Study co-author Julianne Holt-Lunstad, Ph.D., a professor of psychology at BYU, and colleagues recently presented their findings at the 125th Annual Convention of the American Psychological Association, held in Washington, D.C.
While loneliness and social isolation are often used interchangeably, there are notable differences between the two. Social isolation is defined as a lack of contact with other individuals, while loneliness is the feeling that one is emotionally disconnected from others. In essence, a person can be in the presence of others and still feel lonely.
According to a survey from the AARP, around 35 percent of adults aged 45 and older can be categorized as lonely.
Loneliness and social isolation have both been associated with poor health. One study reported by Medical News Today last year, for example, suggested that loneliness may be linked to Alzheimer’s disease, while other research linked social isolation to reduced survival for breast cancer patients.

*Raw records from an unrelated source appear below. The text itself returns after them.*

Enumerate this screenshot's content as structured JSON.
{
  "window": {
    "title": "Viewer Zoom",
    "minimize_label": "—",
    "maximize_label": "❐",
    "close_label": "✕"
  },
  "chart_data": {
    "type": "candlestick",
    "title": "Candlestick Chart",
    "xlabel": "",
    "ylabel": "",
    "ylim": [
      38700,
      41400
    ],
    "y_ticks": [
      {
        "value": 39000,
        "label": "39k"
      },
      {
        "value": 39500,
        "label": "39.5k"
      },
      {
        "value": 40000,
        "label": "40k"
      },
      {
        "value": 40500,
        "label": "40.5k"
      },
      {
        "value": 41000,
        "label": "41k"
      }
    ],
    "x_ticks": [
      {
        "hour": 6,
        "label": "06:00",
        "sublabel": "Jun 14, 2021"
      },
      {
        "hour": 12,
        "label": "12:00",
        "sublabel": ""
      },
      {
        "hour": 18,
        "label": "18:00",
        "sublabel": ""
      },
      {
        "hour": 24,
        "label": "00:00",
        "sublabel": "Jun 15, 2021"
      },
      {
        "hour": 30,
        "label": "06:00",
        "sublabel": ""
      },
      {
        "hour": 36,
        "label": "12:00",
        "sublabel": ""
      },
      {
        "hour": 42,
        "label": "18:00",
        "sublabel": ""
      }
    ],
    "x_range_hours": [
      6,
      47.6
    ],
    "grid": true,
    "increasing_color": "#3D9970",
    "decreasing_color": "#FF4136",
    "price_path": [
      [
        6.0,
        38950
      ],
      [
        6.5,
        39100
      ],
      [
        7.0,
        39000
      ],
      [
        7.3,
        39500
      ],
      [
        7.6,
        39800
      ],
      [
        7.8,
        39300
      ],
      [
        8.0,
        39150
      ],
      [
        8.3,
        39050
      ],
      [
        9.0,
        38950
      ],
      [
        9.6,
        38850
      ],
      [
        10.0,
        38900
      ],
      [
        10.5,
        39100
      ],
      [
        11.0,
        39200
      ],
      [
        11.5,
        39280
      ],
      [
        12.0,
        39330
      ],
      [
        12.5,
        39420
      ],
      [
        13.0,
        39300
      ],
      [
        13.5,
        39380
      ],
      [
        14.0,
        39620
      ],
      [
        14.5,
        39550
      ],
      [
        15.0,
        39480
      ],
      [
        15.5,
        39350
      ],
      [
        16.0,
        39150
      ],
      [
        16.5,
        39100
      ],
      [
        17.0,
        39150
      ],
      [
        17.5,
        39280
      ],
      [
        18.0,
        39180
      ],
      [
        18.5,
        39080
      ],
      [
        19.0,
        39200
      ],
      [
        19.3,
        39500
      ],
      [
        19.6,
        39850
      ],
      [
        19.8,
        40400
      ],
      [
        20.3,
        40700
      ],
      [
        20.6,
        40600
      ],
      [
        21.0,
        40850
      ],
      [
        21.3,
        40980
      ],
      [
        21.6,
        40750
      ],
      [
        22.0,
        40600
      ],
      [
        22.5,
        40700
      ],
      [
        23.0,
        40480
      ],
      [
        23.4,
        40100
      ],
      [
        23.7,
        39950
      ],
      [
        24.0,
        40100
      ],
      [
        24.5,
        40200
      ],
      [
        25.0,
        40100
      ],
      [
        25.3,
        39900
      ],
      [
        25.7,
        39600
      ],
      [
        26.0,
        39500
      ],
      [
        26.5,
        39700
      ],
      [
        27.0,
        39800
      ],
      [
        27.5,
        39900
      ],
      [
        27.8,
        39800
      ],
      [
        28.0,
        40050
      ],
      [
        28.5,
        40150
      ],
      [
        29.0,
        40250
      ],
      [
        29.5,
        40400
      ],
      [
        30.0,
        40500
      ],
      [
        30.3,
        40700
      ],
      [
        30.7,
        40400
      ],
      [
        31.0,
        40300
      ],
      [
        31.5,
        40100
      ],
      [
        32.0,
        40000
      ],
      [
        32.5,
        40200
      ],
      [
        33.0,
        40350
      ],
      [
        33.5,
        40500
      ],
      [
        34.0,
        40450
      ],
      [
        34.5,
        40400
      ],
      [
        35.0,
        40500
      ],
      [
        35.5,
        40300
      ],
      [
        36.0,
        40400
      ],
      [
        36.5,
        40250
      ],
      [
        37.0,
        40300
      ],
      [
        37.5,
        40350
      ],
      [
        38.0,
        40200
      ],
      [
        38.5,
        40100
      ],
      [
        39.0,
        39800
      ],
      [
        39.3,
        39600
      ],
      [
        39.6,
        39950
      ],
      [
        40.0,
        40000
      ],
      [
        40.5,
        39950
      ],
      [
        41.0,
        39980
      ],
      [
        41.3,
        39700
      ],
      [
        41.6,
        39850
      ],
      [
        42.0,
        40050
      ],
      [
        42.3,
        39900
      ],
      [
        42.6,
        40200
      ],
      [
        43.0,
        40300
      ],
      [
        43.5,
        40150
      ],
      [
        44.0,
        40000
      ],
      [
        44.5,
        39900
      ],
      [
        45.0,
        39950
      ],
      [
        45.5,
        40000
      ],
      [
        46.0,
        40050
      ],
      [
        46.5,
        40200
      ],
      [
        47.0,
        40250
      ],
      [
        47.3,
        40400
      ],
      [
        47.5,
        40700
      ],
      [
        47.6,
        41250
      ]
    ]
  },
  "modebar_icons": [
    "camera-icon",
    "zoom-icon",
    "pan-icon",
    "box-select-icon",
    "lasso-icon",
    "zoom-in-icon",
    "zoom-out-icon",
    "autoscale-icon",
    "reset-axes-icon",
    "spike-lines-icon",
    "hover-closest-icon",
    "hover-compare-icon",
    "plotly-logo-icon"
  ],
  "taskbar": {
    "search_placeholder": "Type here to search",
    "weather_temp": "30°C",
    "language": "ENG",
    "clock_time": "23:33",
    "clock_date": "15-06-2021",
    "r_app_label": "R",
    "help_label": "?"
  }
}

For this latest research, Prof. Holt-Lunstad and team sought to determine how loneliness and social isolation influence the risk of early death.
‘Robust evidence’ that loneliness kills
The researchers came to their findings by conducting two meta-analyses of studies that looked at the link between loneliness, social isolation, and mortality.
The first meta-analysis included more than 300,000 adults across 148 studies, while the second comprised 70 studies involving more than 3.4 million adults.
The data from the first meta-analysis revealed that the risk of premature death was 50 percent lower for adults who had a greater connection with others, compared with those who were socially isolated.
From the second meta-analysis, the researchers found that loneliness, social isolation, and living alone were all associated with an increased risk of early death.
What is more, the team found that the risk of early death associated with loneliness, social isolation, and living alone was equal to or greater than the premature death risk associated with obesity and other major health conditions.
“There is robust evidence that social isolation and loneliness significantly increase risk for premature mortality, and the magnitude of the risk exceeds that of many leading health indicators.”
Julianne Holt-Lunstad, Ph.D.
Prof. Holt-Lunstad notes that these results are particularly concerning given that the aging population is increasing.
“Indeed, many nations around the world now suggest we are facing a ‘loneliness epidemic,'” she adds. “The challenge we face now is what can be done about it.”
According to Prof. Holt-Lunstad, one way to help overcome the loneliness epidemic is to put more resources into tackling loneliness among individuals and as a society.
For example, she suggests that there should be more focus on social skills training for schoolchildren, and that doctors should look to incorporate social connectedness in medical screening.
Furthermore, Prof. Holt-Lunstad says that older adults should not only prepare for the financial implications of retirement, but for the social ones, too, noting that the social connections of many adults stem from the workplace.